Deze rotsen schenen harder te zijn dan de rood gekleurde grond der klippen waaraan ook groene plekken waren, waarom men die hoogstwaarschijnlijk Serpent genoemd had, hoewel de rotsen niet uit den zoogenaamden serpentijnsteen bestonden, maar veel weeker waren.

De heldere stralen der herfstzon maakten op de kleuren der klippen en rotsen een prachtig effect, dat nog vermeerderd werd door de scherpe tegenstelling met het witte zand van den bodem. Wij gebruikten onzen lunch op de reine, vlekkelooze vloertapijt en genoten dien in de veelkleurige kamer zonder dak, prachtiger en ruimer dan eene eetzaal in het oude Pompei, eer wij het groote hol intraden, dat zich achter ons uitstrekte en dat het hoofddoel van onzen tocht was. - Mosso was terstond bereid ons den weg te wijzen, ten minste nadat hij de borden gereinigd had. - Wij waren in eene zeer opgewekte stemming en de tijd vervloog zeer snel, doch ik vergat niet er gedurig aan te denken, dat wij niet te veel tijd meer over hadden.

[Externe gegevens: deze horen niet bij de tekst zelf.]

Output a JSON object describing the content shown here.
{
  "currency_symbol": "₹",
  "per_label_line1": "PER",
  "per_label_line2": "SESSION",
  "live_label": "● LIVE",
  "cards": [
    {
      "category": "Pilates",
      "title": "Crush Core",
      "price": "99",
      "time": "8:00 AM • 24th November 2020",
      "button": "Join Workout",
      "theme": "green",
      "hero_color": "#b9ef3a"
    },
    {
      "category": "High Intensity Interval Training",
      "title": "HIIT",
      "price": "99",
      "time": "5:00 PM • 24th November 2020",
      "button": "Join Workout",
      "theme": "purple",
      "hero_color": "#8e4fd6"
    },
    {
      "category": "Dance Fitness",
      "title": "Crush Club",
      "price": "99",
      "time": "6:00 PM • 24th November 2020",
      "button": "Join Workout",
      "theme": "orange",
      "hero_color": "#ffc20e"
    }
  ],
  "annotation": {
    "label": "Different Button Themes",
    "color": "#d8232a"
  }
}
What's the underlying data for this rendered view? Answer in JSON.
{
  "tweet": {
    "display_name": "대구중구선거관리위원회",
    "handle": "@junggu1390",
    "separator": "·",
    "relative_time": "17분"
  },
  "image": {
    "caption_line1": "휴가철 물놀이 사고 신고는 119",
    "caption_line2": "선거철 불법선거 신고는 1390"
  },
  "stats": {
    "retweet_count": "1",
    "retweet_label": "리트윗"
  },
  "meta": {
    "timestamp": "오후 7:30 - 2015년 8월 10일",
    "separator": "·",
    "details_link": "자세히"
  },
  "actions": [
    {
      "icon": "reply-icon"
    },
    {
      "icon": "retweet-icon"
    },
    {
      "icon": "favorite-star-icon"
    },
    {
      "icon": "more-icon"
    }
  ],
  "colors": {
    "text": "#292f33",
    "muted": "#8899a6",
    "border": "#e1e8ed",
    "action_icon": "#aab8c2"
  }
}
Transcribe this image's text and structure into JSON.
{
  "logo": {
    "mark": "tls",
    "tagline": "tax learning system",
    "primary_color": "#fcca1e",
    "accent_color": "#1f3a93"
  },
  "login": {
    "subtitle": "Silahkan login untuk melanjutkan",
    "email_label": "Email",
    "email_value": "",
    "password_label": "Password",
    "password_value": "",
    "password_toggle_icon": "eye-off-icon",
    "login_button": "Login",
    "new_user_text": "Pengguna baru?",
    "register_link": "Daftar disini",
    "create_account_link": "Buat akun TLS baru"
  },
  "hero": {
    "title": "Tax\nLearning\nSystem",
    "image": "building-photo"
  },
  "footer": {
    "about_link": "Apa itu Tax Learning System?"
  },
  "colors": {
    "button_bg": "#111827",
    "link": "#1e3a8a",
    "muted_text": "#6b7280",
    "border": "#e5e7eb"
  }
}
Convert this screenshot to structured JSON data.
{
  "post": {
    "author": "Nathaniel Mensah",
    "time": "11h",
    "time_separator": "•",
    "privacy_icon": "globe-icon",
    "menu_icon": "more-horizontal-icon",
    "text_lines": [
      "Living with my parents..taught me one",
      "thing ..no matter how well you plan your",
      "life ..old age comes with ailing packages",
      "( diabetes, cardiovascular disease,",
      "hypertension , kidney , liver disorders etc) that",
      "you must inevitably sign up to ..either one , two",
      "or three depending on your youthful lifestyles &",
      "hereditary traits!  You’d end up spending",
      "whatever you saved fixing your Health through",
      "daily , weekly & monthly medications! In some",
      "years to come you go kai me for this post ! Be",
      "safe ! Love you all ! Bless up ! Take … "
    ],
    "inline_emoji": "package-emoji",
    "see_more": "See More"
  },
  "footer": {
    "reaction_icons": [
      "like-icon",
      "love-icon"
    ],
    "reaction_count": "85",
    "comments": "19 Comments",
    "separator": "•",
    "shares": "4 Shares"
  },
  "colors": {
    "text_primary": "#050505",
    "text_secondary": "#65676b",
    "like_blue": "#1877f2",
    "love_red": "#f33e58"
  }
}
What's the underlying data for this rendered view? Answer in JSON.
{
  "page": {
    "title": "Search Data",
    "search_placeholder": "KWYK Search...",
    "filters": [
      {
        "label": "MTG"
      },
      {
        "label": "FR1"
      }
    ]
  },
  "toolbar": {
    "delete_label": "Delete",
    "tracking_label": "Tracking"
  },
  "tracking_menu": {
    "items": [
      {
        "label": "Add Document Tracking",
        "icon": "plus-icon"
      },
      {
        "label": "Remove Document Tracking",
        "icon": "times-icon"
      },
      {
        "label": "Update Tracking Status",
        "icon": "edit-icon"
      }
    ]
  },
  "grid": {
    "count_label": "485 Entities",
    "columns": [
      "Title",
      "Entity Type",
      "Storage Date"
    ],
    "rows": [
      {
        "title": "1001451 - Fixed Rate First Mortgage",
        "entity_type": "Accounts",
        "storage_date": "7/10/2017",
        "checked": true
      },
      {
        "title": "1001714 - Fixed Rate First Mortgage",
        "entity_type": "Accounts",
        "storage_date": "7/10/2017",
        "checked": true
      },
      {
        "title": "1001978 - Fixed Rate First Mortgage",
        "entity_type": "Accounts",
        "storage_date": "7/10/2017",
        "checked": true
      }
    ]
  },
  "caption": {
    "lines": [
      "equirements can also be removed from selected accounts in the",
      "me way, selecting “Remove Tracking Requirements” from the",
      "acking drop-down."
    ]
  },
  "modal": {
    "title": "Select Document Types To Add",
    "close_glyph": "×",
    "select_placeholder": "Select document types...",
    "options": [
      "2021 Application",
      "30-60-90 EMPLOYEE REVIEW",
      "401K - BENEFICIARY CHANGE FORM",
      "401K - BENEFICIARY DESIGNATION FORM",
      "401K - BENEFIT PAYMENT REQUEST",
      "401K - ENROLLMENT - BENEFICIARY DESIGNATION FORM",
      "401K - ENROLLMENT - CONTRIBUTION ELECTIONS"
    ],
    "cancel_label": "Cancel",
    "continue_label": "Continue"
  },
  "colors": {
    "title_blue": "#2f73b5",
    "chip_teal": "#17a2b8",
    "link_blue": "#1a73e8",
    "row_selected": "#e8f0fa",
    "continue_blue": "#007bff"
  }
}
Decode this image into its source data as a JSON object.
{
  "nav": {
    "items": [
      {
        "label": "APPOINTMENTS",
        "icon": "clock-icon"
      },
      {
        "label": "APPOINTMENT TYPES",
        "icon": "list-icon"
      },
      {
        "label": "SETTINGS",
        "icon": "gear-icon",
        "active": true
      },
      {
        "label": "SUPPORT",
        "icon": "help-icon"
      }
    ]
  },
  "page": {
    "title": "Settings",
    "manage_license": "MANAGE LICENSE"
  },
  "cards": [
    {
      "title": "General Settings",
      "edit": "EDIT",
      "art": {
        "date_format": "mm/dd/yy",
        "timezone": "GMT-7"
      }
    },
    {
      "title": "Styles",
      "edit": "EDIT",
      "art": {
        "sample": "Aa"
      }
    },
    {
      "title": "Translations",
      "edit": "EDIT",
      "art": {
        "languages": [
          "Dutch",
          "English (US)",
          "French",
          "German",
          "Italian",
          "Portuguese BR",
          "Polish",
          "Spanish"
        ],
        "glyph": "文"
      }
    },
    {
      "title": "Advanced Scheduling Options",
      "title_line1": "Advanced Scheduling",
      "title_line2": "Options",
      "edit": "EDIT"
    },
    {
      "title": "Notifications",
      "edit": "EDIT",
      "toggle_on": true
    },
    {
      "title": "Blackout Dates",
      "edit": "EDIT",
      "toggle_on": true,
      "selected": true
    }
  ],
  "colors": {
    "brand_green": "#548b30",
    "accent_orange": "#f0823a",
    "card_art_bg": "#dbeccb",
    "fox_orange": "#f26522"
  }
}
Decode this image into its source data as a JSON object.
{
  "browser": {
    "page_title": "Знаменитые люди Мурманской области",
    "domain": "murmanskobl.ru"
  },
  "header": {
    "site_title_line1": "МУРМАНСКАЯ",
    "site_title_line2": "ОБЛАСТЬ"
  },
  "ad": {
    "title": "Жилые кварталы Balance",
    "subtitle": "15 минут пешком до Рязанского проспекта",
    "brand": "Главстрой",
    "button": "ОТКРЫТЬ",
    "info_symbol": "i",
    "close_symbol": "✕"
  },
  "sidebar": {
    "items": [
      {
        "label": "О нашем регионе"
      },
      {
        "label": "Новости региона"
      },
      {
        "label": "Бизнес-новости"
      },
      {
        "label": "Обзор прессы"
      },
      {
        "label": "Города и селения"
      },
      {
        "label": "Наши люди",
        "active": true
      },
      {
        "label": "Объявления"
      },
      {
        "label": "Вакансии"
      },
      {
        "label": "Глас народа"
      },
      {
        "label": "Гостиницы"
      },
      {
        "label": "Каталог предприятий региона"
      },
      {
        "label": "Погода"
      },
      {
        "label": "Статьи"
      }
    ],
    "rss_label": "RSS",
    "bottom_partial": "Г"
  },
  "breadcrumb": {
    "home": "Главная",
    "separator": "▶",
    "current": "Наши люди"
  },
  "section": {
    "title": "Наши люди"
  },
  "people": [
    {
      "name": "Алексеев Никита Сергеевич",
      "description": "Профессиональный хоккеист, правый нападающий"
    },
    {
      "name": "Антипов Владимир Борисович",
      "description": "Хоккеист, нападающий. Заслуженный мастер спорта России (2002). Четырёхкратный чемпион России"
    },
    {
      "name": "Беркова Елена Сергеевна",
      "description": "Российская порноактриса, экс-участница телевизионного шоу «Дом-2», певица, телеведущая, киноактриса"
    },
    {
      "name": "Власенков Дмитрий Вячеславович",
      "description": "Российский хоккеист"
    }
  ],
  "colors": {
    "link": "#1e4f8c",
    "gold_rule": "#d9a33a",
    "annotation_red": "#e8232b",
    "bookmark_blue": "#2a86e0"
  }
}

‘Dames,’ zeide ik, ‘herinner u wel, dat de vloed ten één ure begint en dat het bijna één uur is!’

‘Ik dacht, dat Michiel gezegd had ten twee ure,’ antwoordde Clementine.

De beide meisjes hadden Michiel niet hooren spreken, maar zij kozen evenwel in het volgende gesprek de partij harer moeder, en zeiden: ‘Onze waarde oom John is van nature onrustig en altijd een uur voor zijn tijd!’

Dat is de gewone ontvangst van de deugd der nauwgezetheid die haar ten deel valt van haren erfvijand, - het vrouwelijk geslacht. - Nimmer denkt de vrouw aan de vijftig malen, waarin ze het haren mannelijken geleider te danken heeft, dat ze den trein of de stoomboot niet misliep; maar nimmer vergeet zij den éénen keer, het eenige geval, dat ze een twintig minuten van haren kostelijken tijd verloor en moest wachten.

Ik was vast overtuigd, dat Michiel ‘één uur’ gezegd had, maar het was natuurlijk vruchteloos dit te blijven volhouden. Liever wilde ik het gesprek eene andere wending geven en merkte intusschen aan hoe moeielijk het is, zich zulke kleinigheden genoegzaam te herinneren en bracht als een voorbeeld bij, dat zelfs sir Walter Scot, die over het algemeen voor een nauwgezet schrijver bekend staat, zich dan ook in zijn ‘Ivanhoe’ vergist had.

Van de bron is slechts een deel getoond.